Researcher demonstrates vulnerabilities of mobile phones
Hackers equipped with inexpensive radio hardware and open source software can compromise your mobile phone, listen to your conversations, intercept your data, or rack up huge bills on premium services, all without you knowing. Ralf-Philipp Weinmann, a cryptologist at the University of Luxembourg Laboratory of Cryptology and Security, has discovered a new type of over-the-air attack on mobile phones, and at the 2010 DeepSec conference in Vienna demonstrated how the exploit could be used against nearly any mobile phone.
Using a US$1,500 base transceiver station, Weinmann, who has previously exposed security weaknesses in the iPhone, demonstrated that common “devastating” programming errors in the Layer 3 communication stack of mobile devices can be exploited to gain control over the devices. He said that a motivated hacker could take advantage of these flaws to make an almost undetectable attack on the vast majority of cell phone models.
A base transceiver station is part of the cellular network that is typically found at the cell antenna site. Weinmann’s scenario calls for a cheap rogue transceiver that could be deployed in any crowded or sensitive area such as an airport, financial district, near embassies, and so on. The exploit would allow hackers to take control of mobile phones anywhere within the range of the rogue transceiver. The rogue transceiver only needs to be online for a few seconds to perform the attack.
The GSM over-the-air interface between the mobile device and the base transceiver station is called the Um interface. Layer 3 of the GSM Um interface handles connection management, mobility management, and radio resources.

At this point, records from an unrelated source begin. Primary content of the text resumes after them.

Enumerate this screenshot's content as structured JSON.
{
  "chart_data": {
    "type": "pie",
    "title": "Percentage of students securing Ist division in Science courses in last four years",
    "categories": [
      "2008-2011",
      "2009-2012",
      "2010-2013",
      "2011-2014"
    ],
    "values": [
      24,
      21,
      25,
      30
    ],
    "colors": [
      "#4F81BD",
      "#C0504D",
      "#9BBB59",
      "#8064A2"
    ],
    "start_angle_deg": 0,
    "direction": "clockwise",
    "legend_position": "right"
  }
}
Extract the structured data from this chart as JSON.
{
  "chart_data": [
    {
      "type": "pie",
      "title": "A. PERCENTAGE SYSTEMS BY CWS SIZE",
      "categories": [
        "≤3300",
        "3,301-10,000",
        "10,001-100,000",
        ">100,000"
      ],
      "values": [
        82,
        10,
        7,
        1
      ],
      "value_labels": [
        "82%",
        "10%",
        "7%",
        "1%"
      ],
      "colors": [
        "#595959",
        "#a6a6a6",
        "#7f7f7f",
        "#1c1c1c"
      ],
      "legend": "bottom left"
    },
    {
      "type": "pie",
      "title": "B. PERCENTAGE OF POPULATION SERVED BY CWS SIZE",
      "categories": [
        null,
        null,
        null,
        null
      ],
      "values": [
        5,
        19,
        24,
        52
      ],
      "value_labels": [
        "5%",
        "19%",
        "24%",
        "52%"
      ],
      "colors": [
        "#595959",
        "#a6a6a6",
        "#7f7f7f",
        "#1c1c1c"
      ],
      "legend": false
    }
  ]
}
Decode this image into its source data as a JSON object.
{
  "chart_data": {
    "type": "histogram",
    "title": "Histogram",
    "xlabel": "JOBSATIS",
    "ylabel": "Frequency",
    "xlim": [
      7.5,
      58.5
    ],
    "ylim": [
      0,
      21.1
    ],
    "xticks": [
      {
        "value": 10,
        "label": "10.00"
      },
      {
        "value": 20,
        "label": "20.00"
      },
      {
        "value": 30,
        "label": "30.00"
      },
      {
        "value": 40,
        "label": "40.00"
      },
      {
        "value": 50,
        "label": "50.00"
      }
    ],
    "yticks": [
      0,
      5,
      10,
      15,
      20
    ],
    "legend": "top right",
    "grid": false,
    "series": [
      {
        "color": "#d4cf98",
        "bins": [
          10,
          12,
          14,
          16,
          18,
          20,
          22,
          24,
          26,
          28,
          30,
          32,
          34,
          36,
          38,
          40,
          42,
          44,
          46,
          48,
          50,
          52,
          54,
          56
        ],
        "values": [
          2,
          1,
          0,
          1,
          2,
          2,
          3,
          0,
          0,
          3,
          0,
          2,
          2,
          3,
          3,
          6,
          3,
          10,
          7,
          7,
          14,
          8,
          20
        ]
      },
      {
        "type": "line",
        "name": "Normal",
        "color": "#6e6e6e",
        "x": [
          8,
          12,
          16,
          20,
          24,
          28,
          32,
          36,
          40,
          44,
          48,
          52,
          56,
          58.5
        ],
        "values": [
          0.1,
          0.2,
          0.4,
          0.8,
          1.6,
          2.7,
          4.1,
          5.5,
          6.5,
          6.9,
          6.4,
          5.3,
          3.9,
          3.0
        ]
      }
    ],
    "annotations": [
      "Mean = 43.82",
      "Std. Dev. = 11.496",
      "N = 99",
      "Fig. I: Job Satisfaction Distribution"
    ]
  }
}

Weinmann’s research shows that there are many vulnerabilities in GSM baseband codebases, so it is practical to take advantage of memory corruptions over the Um interface to execute malicious code on the mobile device, compromising security.
Most service providers and customers worry about attacks against the application processor in mobile phones – nobody wants to download a virus or Trojan horse app on their smartphone. Protection against this type of attack is being built into devices by the vendors, but the baseband processor (which handles the Um interface and communications with the wireless network) has been neglected, says Weinmann. Malicious base stations are not part of the attack model that was assumed by the service providers and vendors, leaving them vulnerable.
Weinmann say that the reason for the vulnerabilities is that the baseband code base was created in the 1990s, with a 1990s attitude towards security. Network elements such as the transceiver are considered trusted devices with almost no exploit mitigation built in. He found that the Layer 3 buffers could easily be overwritten, allowing for remote code execution.
Once hackers have compromised a mobile device, they are able to monitor the user's complete communications, and could even eavesdrop on the owner by instructing the cellphone to answer incoming calls automatically without the user noticing. Other techniques might even allow the hackers to compromise the cellular base station and infect more phones from there. Detecting such hacks is difficult, as there are few built-in forensic tools in mobile devices or base stations.
Weinmann see this scenario as a developing threat. While cellular base stations are expensive, old gear and some types of new hardware such as femtocells are relatively cheap and readily available. In addition, open-source software for running GSM base stations is becoming more widely available (for example OpenBTS provided service at Burning Man from 2008 to 2010).
Weinmann and the University of Luxembourg are working together with a number of undisclosed mobile phone and cellular chipset vendors to fix the security flaws and to prevent similar flaws in the future. Weinmann says that serious code security audits and exploit mitigations by the major baseband chip vendors can go a long way toward reducing this type of security problem.